Colores al Compás, en el podio del Circuito Ibérico.

Colores al Compás, en el podio del Circuito Ibérico. / Cedida

Tiene Emma alumnos en competición entre 7 y 60 años, parejas entre las mejores del mundo y equipos como Colores al Compás, que llegó a ser el más nutrido del país con 22 componentes. «Por la universidad, por la vida», el grupo se ha reducido a nueve.

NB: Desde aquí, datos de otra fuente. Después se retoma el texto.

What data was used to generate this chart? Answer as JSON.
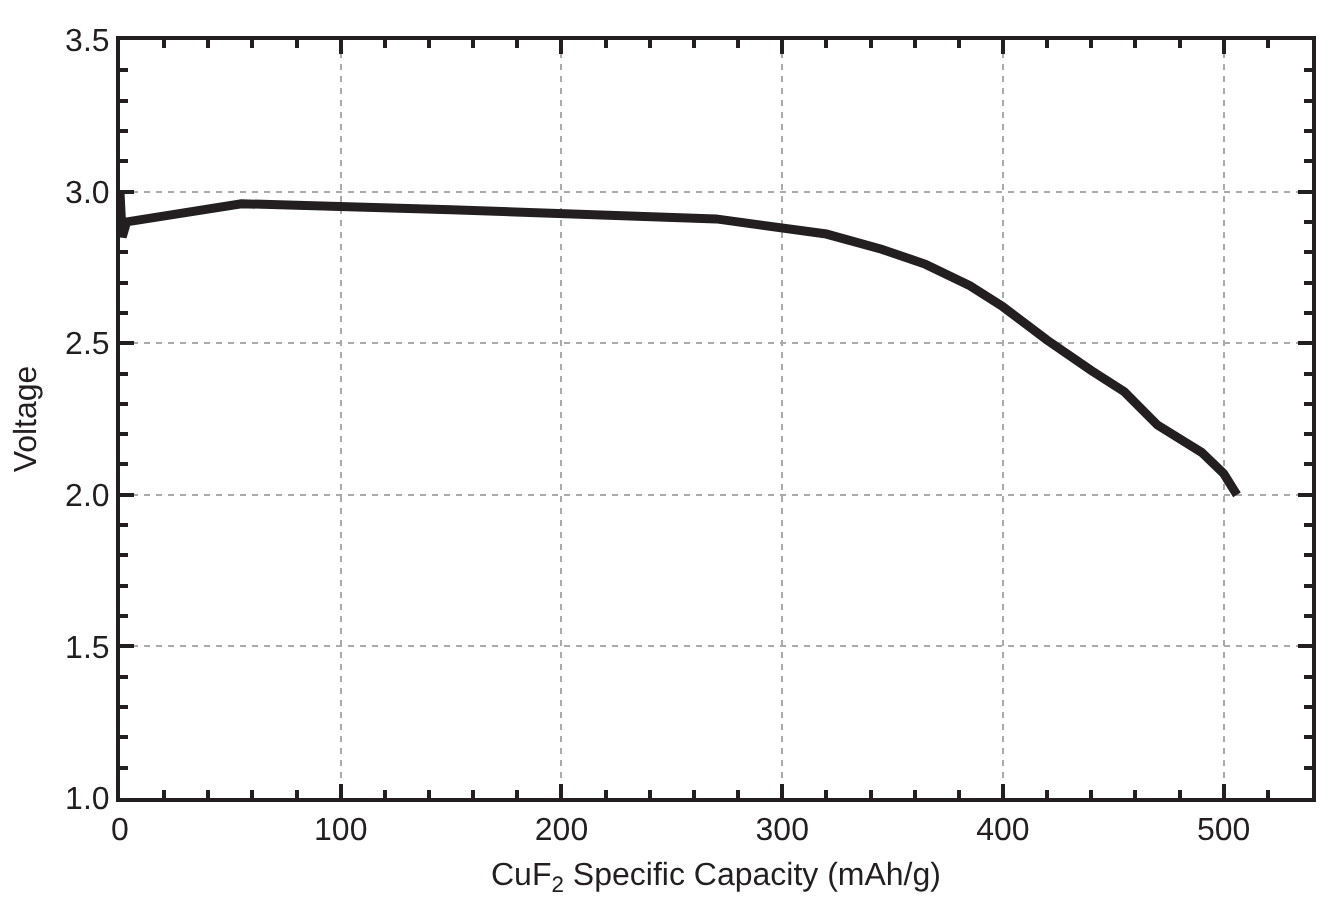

Los que, con algún cambio en la formación, en 2025 conquistaron la medalla de bronce en el Mundial y hace un par de semanas ganaron la primera prueba del Circuito Ibérico. En cada número, de tres minutos y medio a tope, se evalúan musicalidad, sincronización, técnica y coreografía. A todos les estructura los pasos y les diseña los trajes. Realiza el montaje (a Aretha Franklin, en original o versiones, y a Estopa, en popurrí, los ha empleado en sus últimos éxitos) y cose la pedrería.

«La danza deportiva es todavía bastante desconocida», advierte, reiterándose en su misión apostólica, pero también satisfecha con lo ya recorrido. Ella, que dosifica a sus equipos las competiciones por «priorizar los estudios», si acaso, presume de que una de sus hechuras logró plaza en la universidad gracias a su condición de deportista de alto nivel (DGAN) o de que en recursos humanos de las empresas valoren sus currículos. El logro de aquella niña que bailaba en la calle.